Wanneer is dividend uitkeren gunstig?
Het Belastingplan 2021 bevat wijzigingen die gevolgen (kunnen) hebben als u dividend uit uw vennootschap wilt uitkeren.
Afspraken Regeerakkoord Het kabinet heeft in het
Belastingplan 2021 opnieuw moeten afwijken van afspraken uit het Regeerakkoord 2017-2021.
Tegelijkertijd heeft de spoedreparatie aan de fiscale eenheid gevolgen voor onderdelen van de vennootschapsbelasting en dividendbelasting.
Vanwege de coronacrisis heeft het kabinet het wetsvoorstel over schulden aan de bv gewijzigd, zodat u tot 2023 de tijd heeft om deze schulden te beperken tot € 500.000.
In Belastingplan 2021 laat het kabinet de verlaging reguliere tarief vennootschapsbelasting los.
Tarieven en andere wijzigingen Het opstap- of mkb-tarief in de vennootschapsbelastingtarief is per
1 januari 2021 verder verlaagd. Dit terwijl het tarief in box 2 van de inkomstenbelasting in 2020 en 2021 in twee stappen is verhoogd. In hoeverre het tarief in box 3 zich in de komende jaren (on)gunstig ontwikkelt, hangt af van uw vermogenssamenstelling en de rendementsontwikkelingen in de markt.
Wanneer kunt u als ondernemer met het oog op de te verwachten wijzigingen in de tarieven en de andere aanpassingen dividend uitkeren uit uw bv? Onder welke omstandigheden vormt het (vervroegd) uitkeren van dividend een goede keuze? En wanneer is dat niet het geval of loont het niet de moeite?
Inhoud
In dit document komen de volgende vragen aan bod:
• Welke gevolgen hebben de tariefwijzigingen en wanneer?
• Welke gevolgen hebben de tussentijdse aanpassingen?
• Welke gevolgen heeft beperking van schulden aan de bv en voor wie?
• Hoe zit het met de NOW- regeling en dividend?
• Op welke effecten van dividenduitkering moet u bedacht zijn en hoe kunt u ongewenste effecten ondervangen?
“Of dividend
uitkeren gunstig of ongunstig
uitvalt, hangt af van verwacht rendement plus heffing IB. Beide veranderen.”
Dick Catoen
Wanneer dividend uitkeren?
Bij het bepalen of dividenduitkering in het ene dan wel het andere jaar verstandig is spelen de volgende factoren zeker of mogelijk een rol:
1. Tariefwijzigingen
Waar sommige wijzigingen vooral gericht zijn op het tegengaan van internationale belastingontduiking en -ontwijking, zouden enkele tariefaanpassingen in de vennootschapsbelasting en
inkomstenbelasting vooral moeten zorgen voor een gelijke belasting van ondernemers ongeacht de rechtsvorm die zij hebben gekozen voor hun bedrijf. Hieronder gaan wij in op de tariefwijzigingen in
achtereenvolgens de
vennootschapsbelasting en de inkomstenbelasting, en de gevolgen.

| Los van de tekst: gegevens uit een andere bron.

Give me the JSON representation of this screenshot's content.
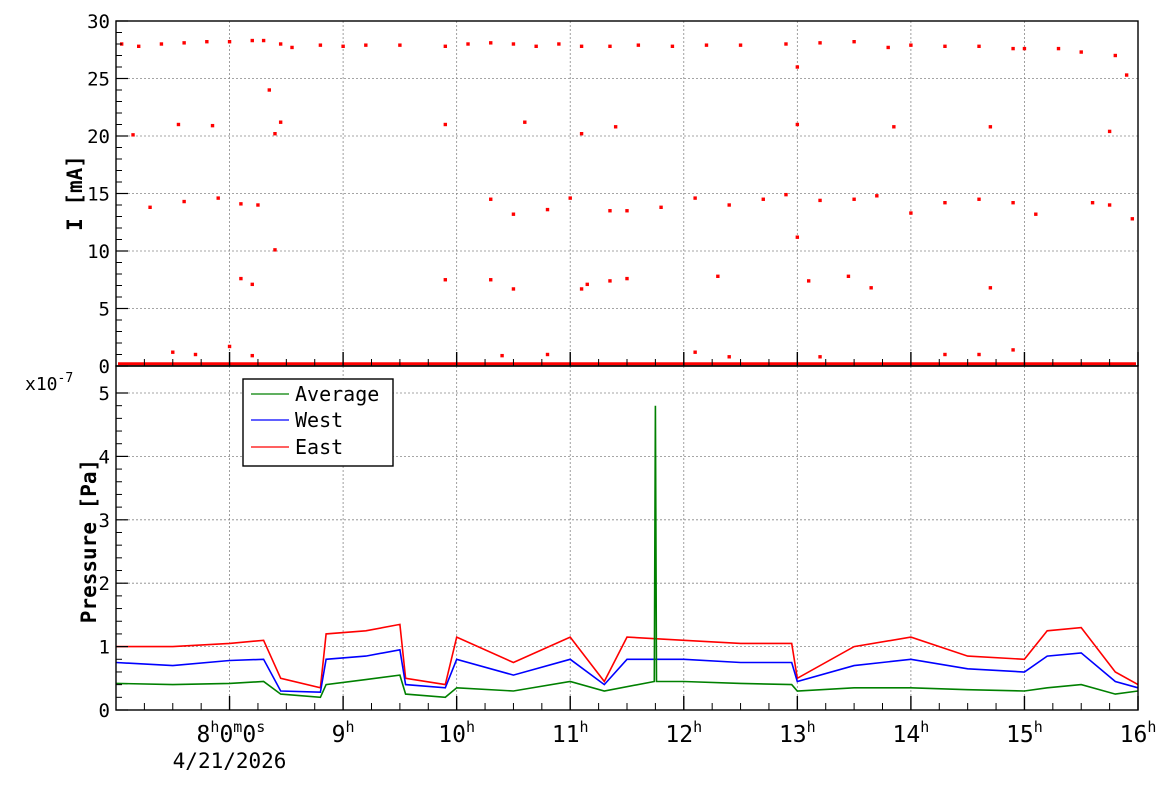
{
  "chart_data": [
    {
      "type": "scatter",
      "ylabel": "I [mA]",
      "ylim": [
        0,
        30
      ],
      "yticks": [
        "0",
        "5",
        "10",
        "15",
        "20",
        "25",
        "30"
      ],
      "xlim": [
        "7:00",
        "16:00"
      ],
      "grid": true,
      "series": [
        {
          "color": "#ff0000",
          "points": [
            [
              7.05,
              28
            ],
            [
              7.2,
              27.8
            ],
            [
              7.4,
              28
            ],
            [
              7.6,
              28.1
            ],
            [
              7.8,
              28.2
            ],
            [
              8.0,
              28.2
            ],
            [
              8.2,
              28.3
            ],
            [
              8.3,
              28.3
            ],
            [
              8.35,
              24
            ],
            [
              8.4,
              20.2
            ],
            [
              8.45,
              28
            ],
            [
              8.55,
              27.7
            ],
            [
              8.8,
              27.9
            ],
            [
              9.0,
              27.8
            ],
            [
              9.2,
              27.9
            ],
            [
              9.5,
              27.9
            ],
            [
              9.9,
              27.8
            ],
            [
              10.1,
              28
            ],
            [
              10.3,
              28.1
            ],
            [
              10.5,
              28
            ],
            [
              10.7,
              27.8
            ],
            [
              10.9,
              28
            ],
            [
              11.1,
              27.8
            ],
            [
              11.35,
              27.8
            ],
            [
              11.6,
              27.9
            ],
            [
              11.9,
              27.8
            ],
            [
              12.2,
              27.9
            ],
            [
              12.5,
              27.9
            ],
            [
              12.9,
              28
            ],
            [
              13.0,
              26
            ],
            [
              13.2,
              28.1
            ],
            [
              13.5,
              28.2
            ],
            [
              13.8,
              27.7
            ],
            [
              14.0,
              27.9
            ],
            [
              14.3,
              27.8
            ],
            [
              14.6,
              27.8
            ],
            [
              14.9,
              27.6
            ],
            [
              15.0,
              27.6
            ],
            [
              15.3,
              27.6
            ],
            [
              15.5,
              27.3
            ],
            [
              15.8,
              27
            ],
            [
              15.9,
              25.3
            ],
            [
              7.55,
              21
            ],
            [
              7.85,
              20.9
            ],
            [
              8.45,
              21.2
            ],
            [
              9.9,
              21
            ],
            [
              10.6,
              21.2
            ],
            [
              11.1,
              20.2
            ],
            [
              11.4,
              20.8
            ],
            [
              13.0,
              21
            ],
            [
              13.85,
              20.8
            ],
            [
              14.7,
              20.8
            ],
            [
              15.75,
              20.4
            ],
            [
              7.3,
              13.8
            ],
            [
              7.6,
              14.3
            ],
            [
              7.9,
              14.6
            ],
            [
              8.1,
              14.1
            ],
            [
              8.25,
              14
            ],
            [
              10.3,
              14.5
            ],
            [
              10.5,
              13.2
            ],
            [
              10.8,
              13.6
            ],
            [
              11.0,
              14.6
            ],
            [
              11.35,
              13.5
            ],
            [
              11.5,
              13.5
            ],
            [
              11.8,
              13.8
            ],
            [
              12.1,
              14.6
            ],
            [
              12.4,
              14
            ],
            [
              12.7,
              14.5
            ],
            [
              12.9,
              14.9
            ],
            [
              13.2,
              14.4
            ],
            [
              13.5,
              14.5
            ],
            [
              13.7,
              14.8
            ],
            [
              14.0,
              13.3
            ],
            [
              14.3,
              14.2
            ],
            [
              14.6,
              14.5
            ],
            [
              14.9,
              14.2
            ],
            [
              15.1,
              13.2
            ],
            [
              15.6,
              14.2
            ],
            [
              15.75,
              14
            ],
            [
              15.95,
              12.8
            ],
            [
              7.15,
              20.1
            ],
            [
              8.1,
              7.6
            ],
            [
              8.2,
              7.1
            ],
            [
              8.4,
              10.1
            ],
            [
              9.9,
              7.5
            ],
            [
              10.3,
              7.5
            ],
            [
              10.5,
              6.7
            ],
            [
              11.1,
              6.7
            ],
            [
              11.15,
              7.1
            ],
            [
              11.35,
              7.4
            ],
            [
              11.5,
              7.6
            ],
            [
              12.3,
              7.8
            ],
            [
              13.0,
              11.2
            ],
            [
              13.1,
              7.4
            ],
            [
              13.45,
              7.8
            ],
            [
              13.65,
              6.8
            ],
            [
              14.7,
              6.8
            ],
            [
              7.5,
              1.2
            ],
            [
              7.7,
              1.0
            ],
            [
              8.0,
              1.7
            ],
            [
              8.2,
              0.9
            ],
            [
              10.4,
              0.9
            ],
            [
              10.8,
              1.0
            ],
            [
              12.1,
              1.2
            ],
            [
              12.4,
              0.8
            ],
            [
              13.2,
              0.8
            ],
            [
              14.3,
              1.0
            ],
            [
              14.6,
              1.0
            ],
            [
              14.9,
              1.4
            ]
          ]
        }
      ]
    },
    {
      "type": "line",
      "ylabel": "Pressure [Pa]",
      "y_multiplier": "x10",
      "y_exponent": "-7",
      "ylim": [
        0,
        5
      ],
      "yticks": [
        "0",
        "1",
        "2",
        "3",
        "4",
        "5"
      ],
      "xlim": [
        "7:00",
        "16:00"
      ],
      "xticks": [
        {
          "h": "8",
          "rest": "0",
          "m": "0",
          "s": "s",
          "date": "4/21/2026",
          "value": 8
        },
        {
          "h": "9",
          "value": 9
        },
        {
          "h": "10",
          "value": 10
        },
        {
          "h": "11",
          "value": 11
        },
        {
          "h": "12",
          "value": 12
        },
        {
          "h": "13",
          "value": 13
        },
        {
          "h": "14",
          "value": 14
        },
        {
          "h": "15",
          "value": 15
        },
        {
          "h": "16",
          "value": 16
        }
      ],
      "grid": true,
      "legend": {
        "position": "top-left"
      },
      "series": [
        {
          "name": "Average",
          "color": "#008000",
          "points": [
            [
              7.0,
              0.42
            ],
            [
              7.5,
              0.4
            ],
            [
              8.0,
              0.42
            ],
            [
              8.3,
              0.45
            ],
            [
              8.45,
              0.25
            ],
            [
              8.8,
              0.2
            ],
            [
              8.85,
              0.4
            ],
            [
              9.2,
              0.48
            ],
            [
              9.5,
              0.55
            ],
            [
              9.55,
              0.25
            ],
            [
              9.9,
              0.2
            ],
            [
              10.0,
              0.35
            ],
            [
              10.5,
              0.3
            ],
            [
              11.0,
              0.45
            ],
            [
              11.3,
              0.3
            ],
            [
              11.74,
              0.45
            ],
            [
              11.75,
              4.8
            ],
            [
              11.76,
              0.45
            ],
            [
              12.0,
              0.45
            ],
            [
              12.5,
              0.42
            ],
            [
              12.95,
              0.4
            ],
            [
              13.0,
              0.3
            ],
            [
              13.5,
              0.35
            ],
            [
              14.0,
              0.35
            ],
            [
              14.5,
              0.32
            ],
            [
              15.0,
              0.3
            ],
            [
              15.2,
              0.35
            ],
            [
              15.5,
              0.4
            ],
            [
              15.8,
              0.25
            ],
            [
              16.0,
              0.3
            ]
          ]
        },
        {
          "name": "West",
          "color": "#0000ff",
          "points": [
            [
              7.0,
              0.75
            ],
            [
              7.5,
              0.7
            ],
            [
              8.0,
              0.78
            ],
            [
              8.3,
              0.8
            ],
            [
              8.45,
              0.3
            ],
            [
              8.8,
              0.28
            ],
            [
              8.85,
              0.8
            ],
            [
              9.2,
              0.85
            ],
            [
              9.5,
              0.95
            ],
            [
              9.55,
              0.4
            ],
            [
              9.9,
              0.35
            ],
            [
              10.0,
              0.8
            ],
            [
              10.5,
              0.55
            ],
            [
              11.0,
              0.8
            ],
            [
              11.3,
              0.4
            ],
            [
              11.5,
              0.8
            ],
            [
              12.0,
              0.8
            ],
            [
              12.5,
              0.75
            ],
            [
              12.95,
              0.75
            ],
            [
              13.0,
              0.45
            ],
            [
              13.5,
              0.7
            ],
            [
              14.0,
              0.8
            ],
            [
              14.5,
              0.65
            ],
            [
              15.0,
              0.6
            ],
            [
              15.2,
              0.85
            ],
            [
              15.5,
              0.9
            ],
            [
              15.8,
              0.45
            ],
            [
              16.0,
              0.35
            ]
          ]
        },
        {
          "name": "East",
          "color": "#ff0000",
          "points": [
            [
              7.0,
              1.0
            ],
            [
              7.5,
              1.0
            ],
            [
              8.0,
              1.05
            ],
            [
              8.3,
              1.1
            ],
            [
              8.45,
              0.5
            ],
            [
              8.8,
              0.35
            ],
            [
              8.85,
              1.2
            ],
            [
              9.2,
              1.25
            ],
            [
              9.5,
              1.35
            ],
            [
              9.55,
              0.5
            ],
            [
              9.9,
              0.4
            ],
            [
              10.0,
              1.15
            ],
            [
              10.5,
              0.75
            ],
            [
              11.0,
              1.15
            ],
            [
              11.3,
              0.45
            ],
            [
              11.5,
              1.15
            ],
            [
              12.0,
              1.1
            ],
            [
              12.5,
              1.05
            ],
            [
              12.95,
              1.05
            ],
            [
              13.0,
              0.5
            ],
            [
              13.5,
              1.0
            ],
            [
              14.0,
              1.15
            ],
            [
              14.5,
              0.85
            ],
            [
              15.0,
              0.8
            ],
            [
              15.2,
              1.25
            ],
            [
              15.5,
              1.3
            ],
            [
              15.8,
              0.6
            ],
            [
              16.0,
              0.4
            ]
          ]
        }
      ]
    }
  ]
}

a. Tariefwijzigingen vennootschapsbelasting
De vennootschapsbelastingtarieven zouden volgens het Regeerakkoord vanaf 2019 stapsgewijs verlaagd
worden. Inmiddels is de verlaging van het algemene Vpb-tarief definitief van de baan, maar het mkb-tarief daalt wel.
Gevolgen van de tariefwijzigingen Vpb
Zolang uw bedrijfsvermogen in een of meerdere bv’s zit is de wijziging voordelig, omdat het mkb-tarief vennootschapsbelasting de komende jaren daalt.
Omzetting van uw ondernemings- vermogen naar een rechtsvorm die heffing via de inkomstenbelasting tot gevolg heeft, is hiermee vooral sinds 2020 minder aantrekkelijk dan daarvoor het geval was.
In het geval van dividenduitkering vanuit een persoonlijke holding gaat er vermogen over dat tot dan toe onder de vennootschapsbelasting viel. Over het uitgekeerde dividend betaalt u inkomstenbelasting in box 2. In 2020 en 2021 is het tarief in box 2 gestegen, zodat u nu meer betaalt als u dividend uitkeert.
Ontwikkeling tarieven vennootschapsbelasting Kalenderjaar Eerste tariefschijf
(mkb-tarief) Reguliere tarief
2018 20 % 25 %
2019 19 % 25 %
2020 16,5 % 25 %
2021 15 % 25 %
Ontwikkeling tarieven inkomstenbelasting*
Kalenderjaar Box 2 Fictief rendementen
box 3 *
2018 25 % 2,017%; 4,326%; 5,38%
2019 25 % 1,935%; 4,451%; 5,60%
2020 26,25% 1,789%; 4,185%; 5,28%
2021 26,90% 1,898%; 4,501%; 5,69%
* Tarieven zoals bekend in september 2020.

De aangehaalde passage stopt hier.